TL;DR:
- StepSecurity contó 435 paquetes únicos y 1,557 versiones maliciosas al corte de las 16:20 UTC del 4 de agosto.
- Los paquetes afectados suman más de 2,000 millones de instalaciones mensuales, pero esa cifra no representa descargas del malware ni usuarios únicos.
- El gusano roba credenciales, contamina otros paquetes y consiguió que varias publicaciones llevaran atestaciones SLSA válidas.
ChainDrop, un gusano de cadena de suministro derivado de Shai-Hulud, contaminó 435 paquetes únicos y 1,557 versiones de npm en poco más de dos horas el 4 de agosto de 2026, de acuerdo con el corte más reciente de StepSecurity. El ataque comenzó con keyv@6.0.0 y alcanzó librerías como flat-cache, file-entry-cache y cacheable, presentes como dependencias indirectas en una enorme cantidad de proyectos JavaScript. El malware roba credenciales de desarrollo y nube, usa las llaves obtenidas para publicar más paquetes infectados y deja mecanismos de persistencia en herramientas como Claude Code y Visual Studio Code.
El número de 1,300 paquetes que comenzó a circular durante las primeras horas del incidente no coincide con los inventarios técnicos más recientes.

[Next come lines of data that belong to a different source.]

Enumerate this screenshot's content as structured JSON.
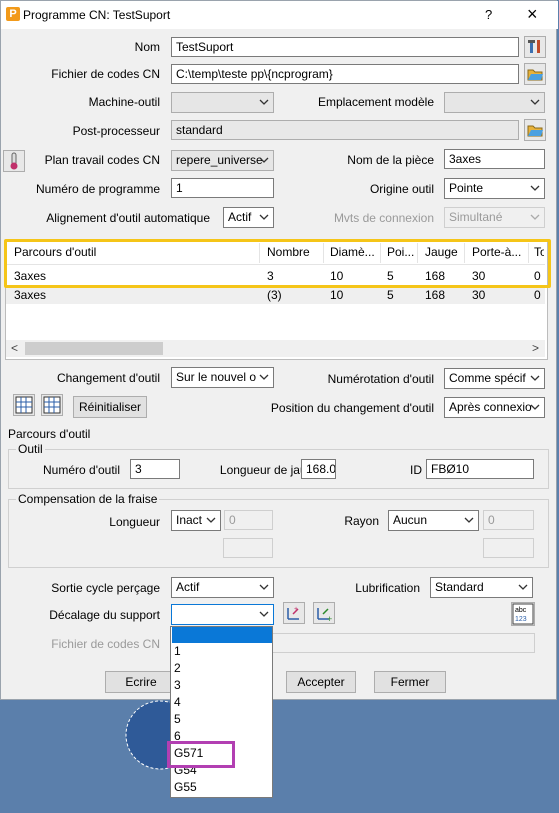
{
  "window": {
    "title": "Programme CN: TestSuport",
    "help": "?",
    "close": "×"
  },
  "form": {
    "nom_label": "Nom",
    "nom_value": "TestSuport",
    "fichier_label": "Fichier de codes CN",
    "fichier_value": "C:\\temp\\teste pp\\{ncprogram}",
    "machine_label": "Machine-outil",
    "machine_value": "",
    "emplacement_label": "Emplacement modèle",
    "emplacement_value": "",
    "post_label": "Post-processeur",
    "post_value": "standard",
    "plan_label": "Plan travail codes CN",
    "plan_value": "repere_universe",
    "nom_piece_label": "Nom de la pièce",
    "nom_piece_value": "3axes",
    "numero_prog_label": "Numéro de programme",
    "numero_prog_value": "1",
    "origine_label": "Origine outil",
    "origine_value": "Pointe",
    "alignement_label": "Alignement d'outil automatique",
    "alignement_value": "Actif",
    "mvts_label": "Mvts de connexion",
    "mvts_value": "Simultané"
  },
  "table": {
    "headers": [
      "Parcours d'outil",
      "Nombre",
      "Diamè...",
      "Poi...",
      "Jauge",
      "Porte-à...",
      "To"
    ],
    "rows": [
      [
        "3axes",
        "3",
        "10",
        "5",
        "168",
        "30",
        "0"
      ],
      [
        "3axes",
        "(3)",
        "10",
        "5",
        "168",
        "30",
        "0"
      ]
    ],
    "scroll_left": "<",
    "scroll_right": ">"
  },
  "change": {
    "changement_label": "Changement d'outil",
    "changement_value": "Sur le nouvel o",
    "numerotation_label": "Numérotation d'outil",
    "numerotation_value": "Comme spécif",
    "reinit_label": "Réinitialiser",
    "position_label": "Position du changement d'outil",
    "position_value": "Après connexio"
  },
  "parcours": {
    "title": "Parcours d'outil",
    "outil_title": "Outil",
    "numero_outil_label": "Numéro d'outil",
    "numero_outil_value": "3",
    "longueur_jauge_label": "Longueur de jauge",
    "longueur_jauge_value": "168.0",
    "id_label": "ID",
    "id_value": "FBØ10",
    "comp_title": "Compensation de la fraise",
    "longueur_label": "Longueur",
    "longueur_value": "Inact",
    "longueur_num": "0",
    "rayon_label": "Rayon",
    "rayon_value": "Aucun",
    "rayon_num": "0"
  },
  "bottom": {
    "sortie_label": "Sortie cycle perçage",
    "sortie_value": "Actif",
    "lubrif_label": "Lubrification",
    "lubrif_value": "Standard",
    "decalage_label": "Décalage du support",
    "decalage_value": "",
    "fichier_label": "Fichier de codes CN"
  },
  "dropdown": {
    "options": [
      "",
      "1",
      "2",
      "3",
      "4",
      "5",
      "6",
      "G571",
      "G54",
      "G55"
    ]
  },
  "buttons": {
    "ecrire": "Ecrire",
    "accepter": "Accepter",
    "fermer": "Fermer"
  },
  "colors": {
    "highlight_table": "#f5c518",
    "highlight_option": "#b23fb2",
    "selection": "#0a78d7",
    "desktop": "#5b7fab"
  }
}
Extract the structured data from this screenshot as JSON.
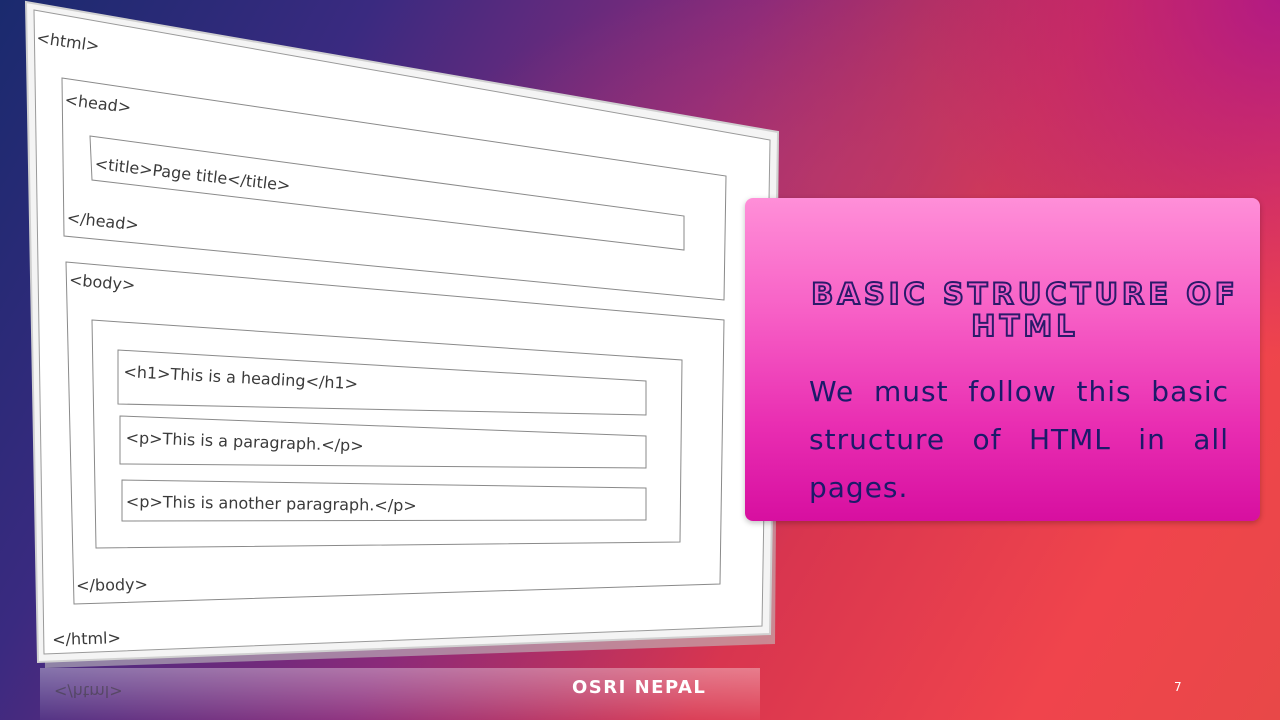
{
  "diagram": {
    "lines": {
      "html_open": "<html>",
      "head_open": "<head>",
      "title_line": "<title>Page title</title>",
      "head_close": "</head>",
      "body_open": "<body>",
      "h1_line": "<h1>This is a heading</h1>",
      "p1_line": "<p>This is a paragraph.</p>",
      "p2_line": "<p>This is another paragraph.</p>",
      "body_close": "</body>",
      "html_close": "</html>"
    },
    "reflection_text": "</html>"
  },
  "infobox": {
    "title": "Basic structure of HTML",
    "body": "We must follow this basic structure of HTML in all pages."
  },
  "footer": {
    "brand": "OSRI NEPAL",
    "page_number": "7"
  }
}
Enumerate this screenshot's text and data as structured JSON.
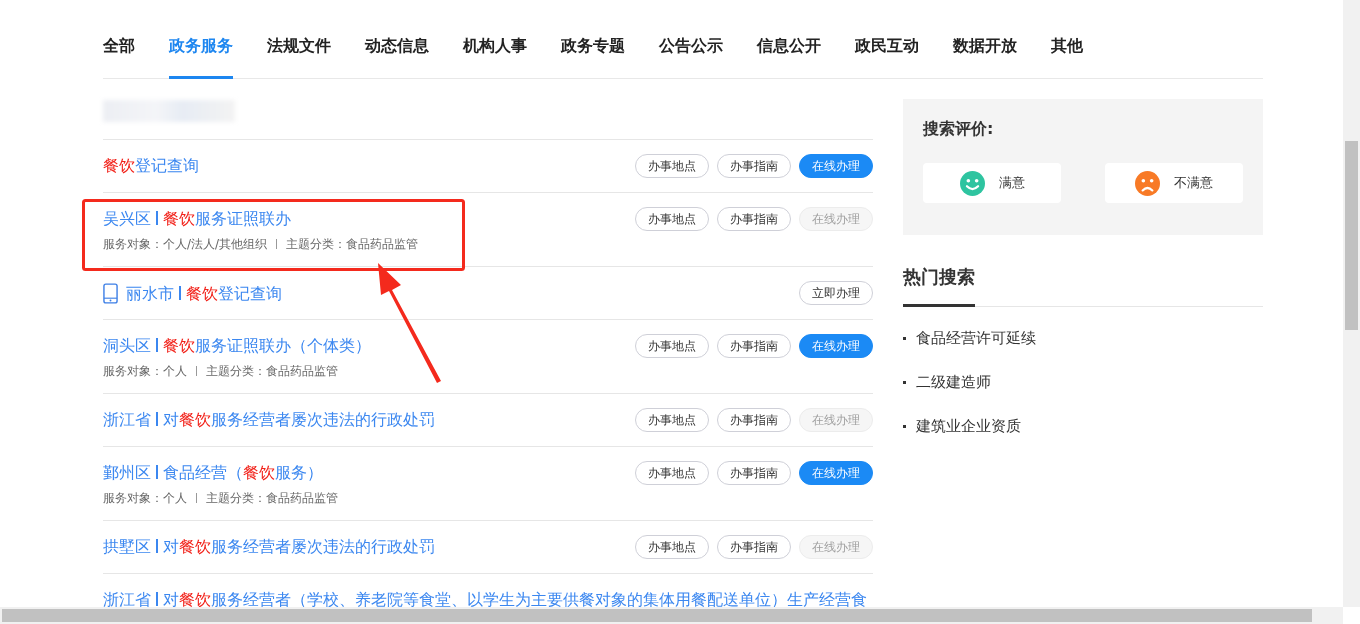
{
  "tabs": [
    {
      "label": "全部",
      "selected": false
    },
    {
      "label": "政务服务",
      "selected": true
    },
    {
      "label": "法规文件",
      "selected": false
    },
    {
      "label": "动态信息",
      "selected": false
    },
    {
      "label": "机构人事",
      "selected": false
    },
    {
      "label": "政务专题",
      "selected": false
    },
    {
      "label": "公告公示",
      "selected": false
    },
    {
      "label": "信息公开",
      "selected": false
    },
    {
      "label": "政民互动",
      "selected": false
    },
    {
      "label": "数据开放",
      "selected": false
    },
    {
      "label": "其他",
      "selected": false
    }
  ],
  "results": [
    {
      "mobile": false,
      "parts": [
        {
          "text": "餐饮",
          "highlight": true
        },
        {
          "text": "登记查询",
          "highlight": false
        }
      ],
      "buttons": [
        {
          "label": "办事地点",
          "kind": "outline",
          "disabled": false
        },
        {
          "label": "办事指南",
          "kind": "outline",
          "disabled": false
        },
        {
          "label": "在线办理",
          "kind": "primary",
          "disabled": false
        }
      ]
    },
    {
      "mobile": false,
      "region": "吴兴区",
      "parts": [
        {
          "text": "餐饮",
          "highlight": true
        },
        {
          "text": "服务证照联办",
          "highlight": false
        }
      ],
      "meta": [
        "服务对象：个人/法人/其他组织",
        "主题分类：食品药品监管"
      ],
      "buttons": [
        {
          "label": "办事地点",
          "kind": "outline",
          "disabled": false
        },
        {
          "label": "办事指南",
          "kind": "outline",
          "disabled": false
        },
        {
          "label": "在线办理",
          "kind": "primary",
          "disabled": true
        }
      ]
    },
    {
      "mobile": true,
      "region": "丽水市",
      "parts": [
        {
          "text": "餐饮",
          "highlight": true
        },
        {
          "text": "登记查询",
          "highlight": false
        }
      ],
      "buttons": [
        {
          "label": "立即办理",
          "kind": "outline",
          "disabled": false
        }
      ]
    },
    {
      "mobile": false,
      "region": "洞头区",
      "parts": [
        {
          "text": "餐饮",
          "highlight": true
        },
        {
          "text": "服务证照联办（个体类）",
          "highlight": false
        }
      ],
      "meta": [
        "服务对象：个人",
        "主题分类：食品药品监管"
      ],
      "buttons": [
        {
          "label": "办事地点",
          "kind": "outline",
          "disabled": false
        },
        {
          "label": "办事指南",
          "kind": "outline",
          "disabled": false
        },
        {
          "label": "在线办理",
          "kind": "primary",
          "disabled": false
        }
      ]
    },
    {
      "mobile": false,
      "region": "浙江省",
      "parts": [
        {
          "text": "对",
          "highlight": false
        },
        {
          "text": "餐饮",
          "highlight": true
        },
        {
          "text": "服务经营者屡次违法的行政处罚",
          "highlight": false
        }
      ],
      "buttons": [
        {
          "label": "办事地点",
          "kind": "outline",
          "disabled": false
        },
        {
          "label": "办事指南",
          "kind": "outline",
          "disabled": false
        },
        {
          "label": "在线办理",
          "kind": "primary",
          "disabled": true
        }
      ]
    },
    {
      "mobile": false,
      "region": "鄞州区",
      "parts": [
        {
          "text": "食品经营（",
          "highlight": false
        },
        {
          "text": "餐饮",
          "highlight": true
        },
        {
          "text": "服务）",
          "highlight": false
        }
      ],
      "meta": [
        "服务对象：个人",
        "主题分类：食品药品监管"
      ],
      "buttons": [
        {
          "label": "办事地点",
          "kind": "outline",
          "disabled": false
        },
        {
          "label": "办事指南",
          "kind": "outline",
          "disabled": false
        },
        {
          "label": "在线办理",
          "kind": "primary",
          "disabled": false
        }
      ]
    },
    {
      "mobile": false,
      "region": "拱墅区",
      "parts": [
        {
          "text": "对",
          "highlight": false
        },
        {
          "text": "餐饮",
          "highlight": true
        },
        {
          "text": "服务经营者屡次违法的行政处罚",
          "highlight": false
        }
      ],
      "buttons": [
        {
          "label": "办事地点",
          "kind": "outline",
          "disabled": false
        },
        {
          "label": "办事指南",
          "kind": "outline",
          "disabled": false
        },
        {
          "label": "在线办理",
          "kind": "primary",
          "disabled": true
        }
      ]
    },
    {
      "mobile": false,
      "region": "浙江省",
      "parts": [
        {
          "text": "对",
          "highlight": false
        },
        {
          "text": "餐饮",
          "highlight": true
        },
        {
          "text": "服务经营者（学校、养老院等食堂、以学生为主要供餐对象的集体用餐配送单位）生产经营食",
          "highlight": false
        }
      ]
    }
  ],
  "rating": {
    "title": "搜索评价:",
    "options": [
      {
        "label": "满意",
        "kind": "happy"
      },
      {
        "label": "不满意",
        "kind": "sad"
      }
    ]
  },
  "hot_search": {
    "title": "热门搜索",
    "items": [
      "食品经营许可延续",
      "二级建造师",
      "建筑业企业资质"
    ]
  }
}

La diferencia importa: confundir paquetes con versiones o repositorios de exfiltración infla el conteo y dificulta que los equipos sepan qué deben buscar en sus archivos de bloqueo.
La cifra de 1,300 mezcló tres métricas distintas
Aikido informó a las 13:37 CEST que había identificado 434 paquetes distribuidos en 1,381 versiones, con más de 2,000 millones de instalaciones mensuales combinadas. Unas horas después, StepSecurity elevó su corte a 435 paquetes y 1,557 versiones. El segundo número creció porque el gusano republicó numerosas versiones históricas de un mismo paquete, no porque cada publicación correspondiera a un nombre nuevo en npm.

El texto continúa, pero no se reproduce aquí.